Cerberus Capital Management and Highgate have missed two mortgage payments on a $415M loan associated with 30 Courtyard by Marriott properties, Bloomberg reports, citing a servicer report.

One important factor in the delinquency of the Marriott hotel properties, according to the loan servicer, was higher insurance costs in the wake of Hurricane Ian and Tropical Storm Nicole, which struck last year.

Based on cash flows, DBRS Morningstar's appraisal of the Marriott portfolio declined to $331.5M from $675M in 2018, Bloomberg reports, citing an analyst's note.

The borrowers have asked for an extension on the floating-rate loan, which matured this month. It isn't clear whether they will receive such an extension, though regulators of the U.S. banking system are pressing lenders to cut borrowers some slack, at least for now.

CRE is facing almost $400B of loan maturities this year, and delinquencies are on the rise. Regulators suggest that lenders accept partial payments, deferred payments or provide other assistance.

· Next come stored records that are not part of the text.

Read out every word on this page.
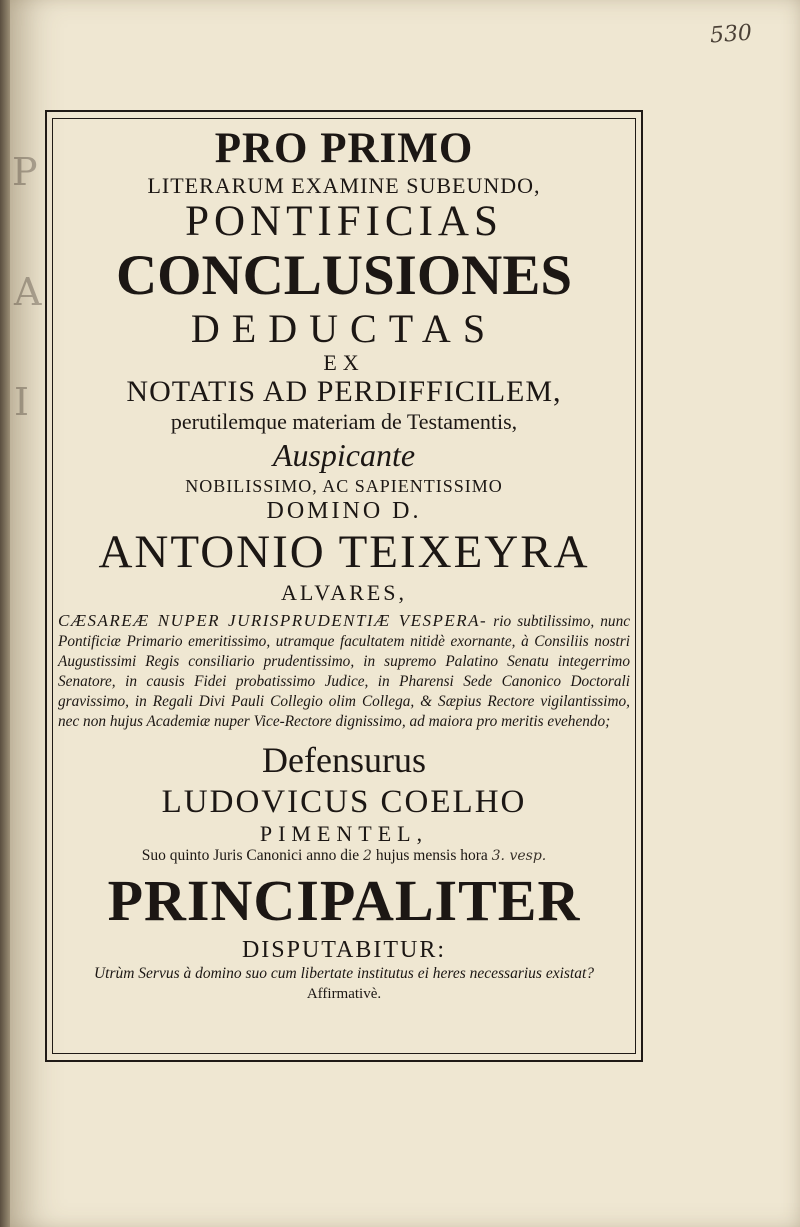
P
A
I
530
PRO PRIMO
LITERARUM EXAMINE SUBEUNDO,
PONTIFICIAS
CONCLUSIONES
DEDUCTAS
EX
NOTATIS AD PERDIFFICILEM,
perutilemque materiam de Testamentis,
Auspicante
NOBILISSIMO, AC SAPIENTISSIMO
DOMINO D.
ANTONIO TEIXEYRA
ALVARES,
CÆSAREÆ NUPER JURISPRUDENTIÆ VESPERA- rio subtilissimo, nunc Pontificiæ Primario emeritissimo, utramque facultatem nitidè exornante, à Consiliis nostri Augustissimi Regis consiliario prudentissimo, in supremo Palatino Senatu integerrimo Senatore, in causis Fidei probatissimo Judice, in Pharensi Sede Canonico Doctorali gravissimo, in Regali Divi Pauli Collegio olim Collega, & Sæpius Rectore vigilantissimo, nec non hujus Academiæ nuper Vice-Rectore dignissimo, ad maiora pro meritis evehendo;
Defensurus
LUDOVICUS COELHO
PIMENTEL,
Suo quinto Juris Canonici anno die 2 hujus mensis hora 3. vesp.
PRINCIPALITER
DISPUTABITUR:
Utrùm Servus à domino suo cum libertate institutus ei heres necessarius existat?
Affirmativè.
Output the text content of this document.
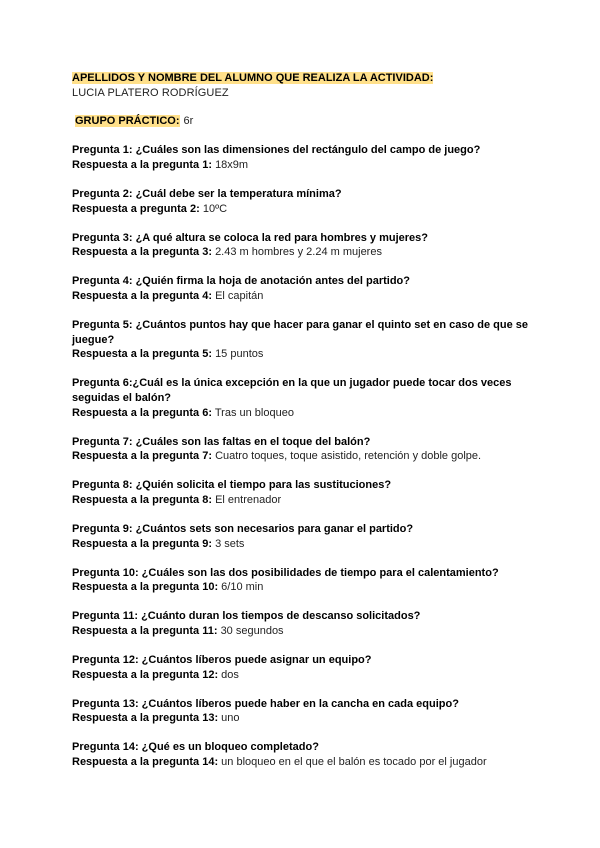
APELLIDOS Y NOMBRE DEL ALUMNO QUE REALIZA LA ACTIVIDAD:
LUCIA PLATERO RODRÍGUEZ
GRUPO PRÁCTICO: 6r
Pregunta 1: ¿Cuáles son las dimensiones del rectángulo del campo de juego?
Respuesta a la pregunta 1: 18x9m
Pregunta 2: ¿Cuál debe ser la temperatura mínima?
Respuesta a pregunta 2: 10ºC
Pregunta 3: ¿A qué altura se coloca la red para hombres y mujeres?
Respuesta a la pregunta 3: 2.43 m hombres y 2.24 m mujeres
Pregunta 4: ¿Quién firma la hoja de anotación antes del partido?
Respuesta a la pregunta 4: El capitán
Pregunta 5: ¿Cuántos puntos hay que hacer para ganar el quinto set en caso de que se juegue?
Respuesta a la pregunta 5: 15 puntos
Pregunta 6:¿Cuál es la única excepción en la que un jugador puede tocar dos veces seguidas el balón?
Respuesta a la pregunta 6: Tras un bloqueo
Pregunta 7: ¿Cuáles son las faltas en el toque del balón?
Respuesta a la pregunta 7: Cuatro toques, toque asistido, retención y doble golpe.
Pregunta 8: ¿Quién solicita el tiempo para las sustituciones?
Respuesta a la pregunta 8: El entrenador
Pregunta 9: ¿Cuántos sets son necesarios para ganar el partido?
Respuesta a la pregunta 9: 3 sets
Pregunta 10: ¿Cuáles son las dos posibilidades de tiempo para el calentamiento?
Respuesta a la pregunta 10: 6/10 min
Pregunta 11: ¿Cuánto duran los tiempos de descanso solicitados?
Respuesta a la pregunta 11: 30 segundos
Pregunta 12: ¿Cuántos líberos puede asignar un equipo?
Respuesta a la pregunta 12: dos
Pregunta 13: ¿Cuántos líberos puede haber en la cancha en cada equipo?
Respuesta a la pregunta 13: uno
Pregunta 14: ¿Qué es un bloqueo completado?
Respuesta a la pregunta 14: un bloqueo en el que el balón es tocado por el jugador
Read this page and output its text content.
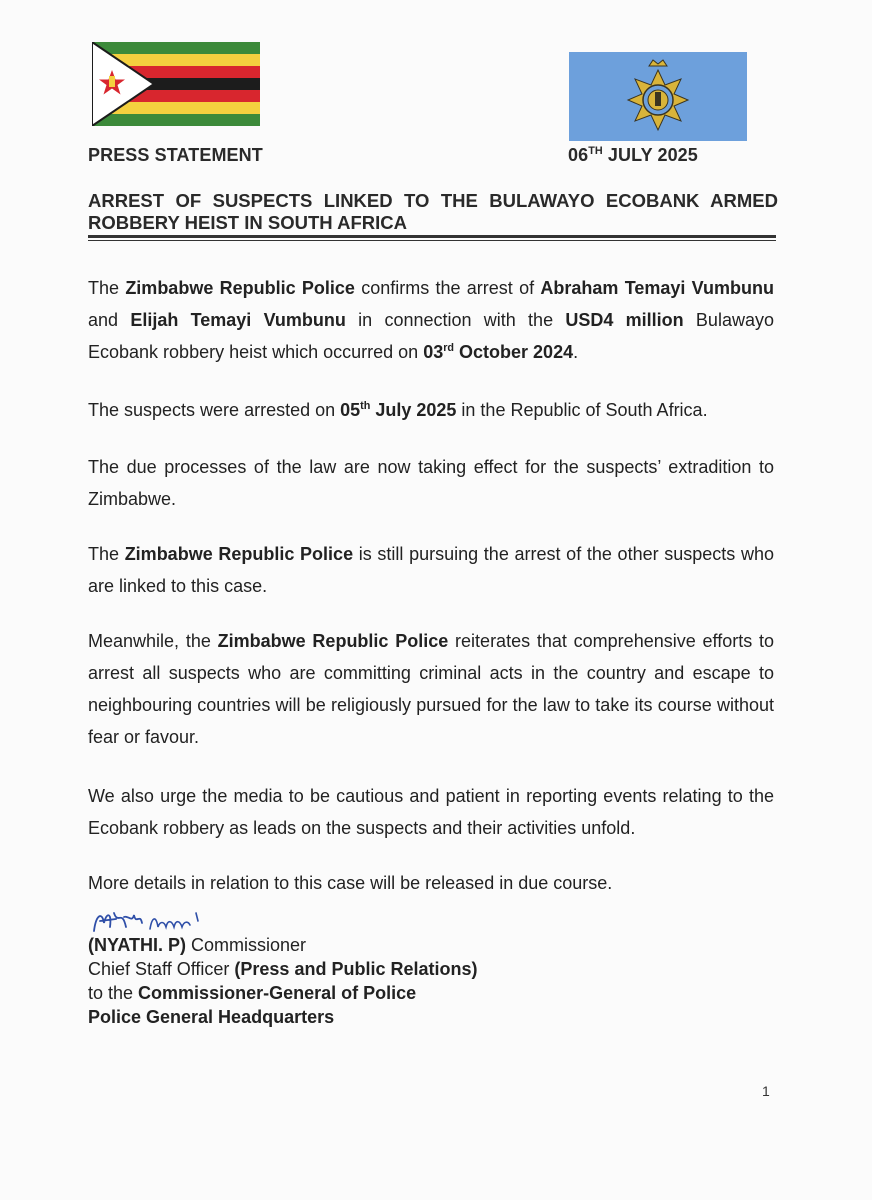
PRESS STATEMENT	06TH JULY 2025
ARREST OF SUSPECTS LINKED TO THE BULAWAYO ECOBANK ARMED
ROBBERY HEIST IN SOUTH AFRICA

The Zimbabwe Republic Police confirms the arrest of Abraham Temayi Vumbunu and Elijah Temayi Vumbunu in connection with the USD4 million Bulawayo Ecobank robbery heist which occurred on 03rd October 2024.

The suspects were arrested on 05th July 2025 in the Republic of South Africa.

The due processes of the law are now taking effect for the suspects’ extradition to Zimbabwe.

The Zimbabwe Republic Police is still pursuing the arrest of the other suspects who are linked to this case.

Meanwhile, the Zimbabwe Republic Police reiterates that comprehensive efforts to arrest all suspects who are committing criminal acts in the country and escape to neighbouring countries will be religiously pursued for the law to take its course without fear or favour.

We also urge the media to be cautious and patient in reporting events relating to the Ecobank robbery as leads on the suspects and their activities unfold.

More details in relation to this case will be released in due course.

(NYATHI. P) Commissioner
Chief Staff Officer (Press and Public Relations)
to the Commissioner-General of Police
Police General Headquarters
1
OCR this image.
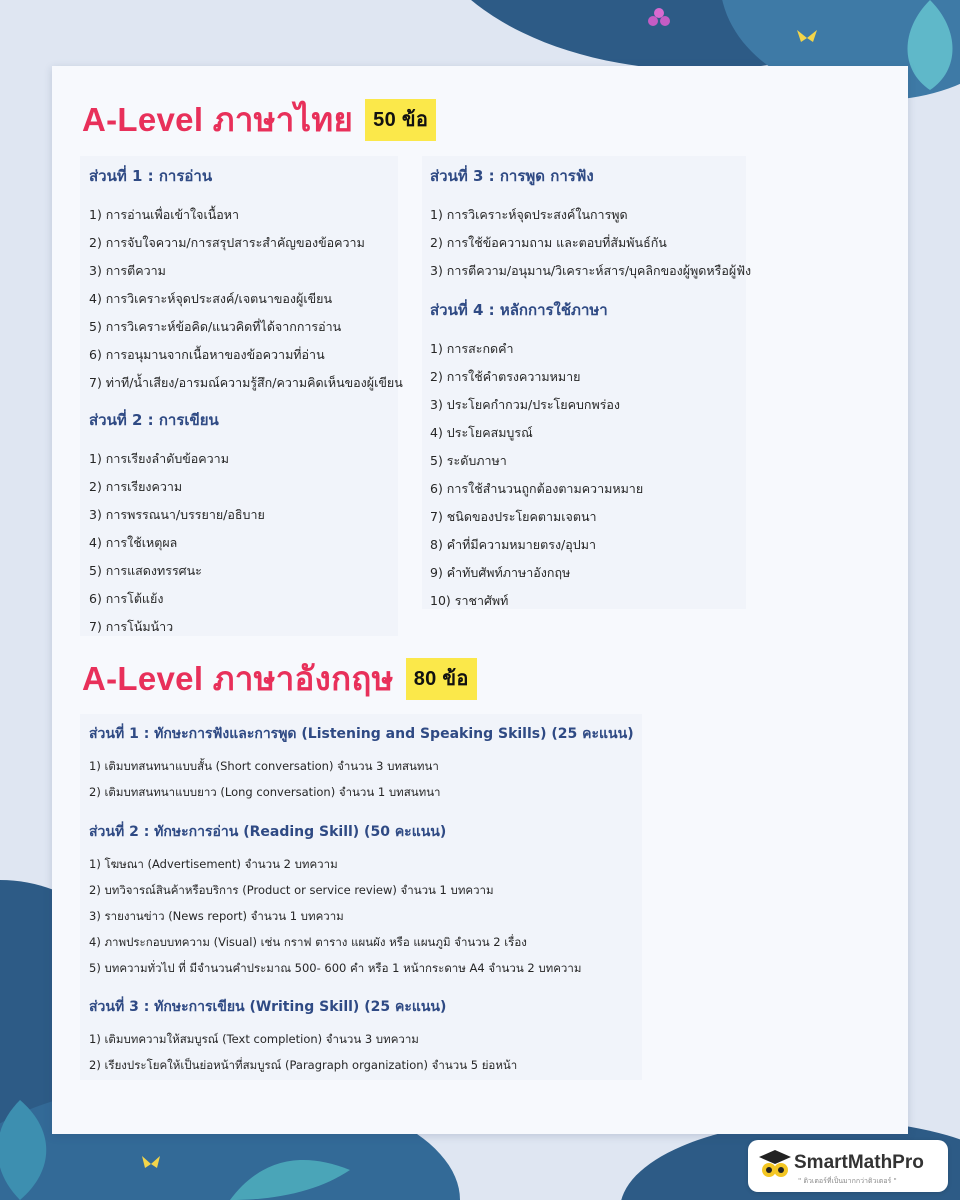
A-Level ภาษาไทย	50 ข้อ
ส่วนที่ 1 : การอ่าน
1) การอ่านเพื่อเข้าใจเนื้อหา
2) การจับใจความ/การสรุปสาระสำคัญของข้อความ
3) การตีความ
4) การวิเคราะห์จุดประสงค์/เจตนาของผู้เขียน
5) การวิเคราะห์ข้อคิด/แนวคิดที่ได้จากการอ่าน
6) การอนุมานจากเนื้อหาของข้อความที่อ่าน
7) ท่าที/น้ำเสียง/อารมณ์ความรู้สึก/ความคิดเห็นของผู้เขียน
ส่วนที่ 2 : การเขียน
1) การเรียงลำดับข้อความ
2) การเรียงความ
3) การพรรณนา/บรรยาย/อธิบาย
4) การใช้เหตุผล
5) การแสดงทรรศนะ
6) การโต้แย้ง
7) การโน้มน้าว
ส่วนที่ 3 : การพูด การฟัง
1) การวิเคราะห์จุดประสงค์ในการพูด
2) การใช้ข้อความถาม และตอบที่สัมพันธ์กัน
3) การตีความ/อนุมาน/วิเคราะห์สาร/บุคลิกของผู้พูดหรือผู้ฟัง
ส่วนที่ 4 : หลักการใช้ภาษา
1) การสะกดคำ
2) การใช้คำตรงความหมาย
3) ประโยคกำกวม/ประโยคบกพร่อง
4) ประโยคสมบูรณ์
5) ระดับภาษา
6) การใช้สำนวนถูกต้องตามความหมาย
7) ชนิดของประโยคตามเจตนา
8) คำที่มีความหมายตรง/อุปมา
9) คำทับศัพท์ภาษาอังกฤษ
10) ราชาศัพท์
A-Level ภาษาอังกฤษ	80 ข้อ
ส่วนที่ 1 : ทักษะการฟังและการพูด (Listening and Speaking Skills) (25 คะแนน)
1) เติมบทสนทนาแบบสั้น (Short conversation) จำนวน 3 บทสนทนา
2) เติมบทสนทนาแบบยาว (Long conversation) จำนวน 1 บทสนทนา
ส่วนที่ 2 : ทักษะการอ่าน (Reading Skill) (50 คะแนน)
1) โฆษณา (Advertisement) จำนวน 2 บทความ
2) บทวิจารณ์สินค้าหรือบริการ (Product or service review) จำนวน 1 บทความ
3) รายงานข่าว (News report) จำนวน 1 บทความ
4) ภาพประกอบบทความ (Visual) เช่น กราฟ ตาราง แผนผัง หรือ แผนภูมิ จำนวน 2 เรื่อง
5) บทความทั่วไป ที่ มีจำนวนคำประมาณ 500- 600 คำ หรือ 1 หน้ากระดาษ A4 จำนวน 2 บทความ
ส่วนที่ 3 : ทักษะการเขียน (Writing Skill) (25 คะแนน)
1) เติมบทความให้สมบูรณ์ (Text completion) จำนวน 3 บทความ
2) เรียงประโยคให้เป็นย่อหน้าที่สมบูรณ์ (Paragraph organization) จำนวน 5 ย่อหน้า
SmartMathPro
" ติวเตอร์ที่เป็นมากกว่าติวเตอร์ "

Much of the distressed debt is in the office sector, which has never really recovered from the pandemic and has $1.5T worth of debt coming due in the next three years.

But other property sectors aren't immune, and hospitality is one of the more troubled asset types. 

Earlier in July, Ashford Hospitality Trust, which missed a repayment deadline, said 19 hotels that are part of a $982M mortgage pool will probably be turned over to their lenders.

Last month, Virginia-based Park Hotels & Resorts handed back the keys to two of San Francisco's largest hotel properties, ceasing payments on $725M worth of securitized loans tied to the hotels.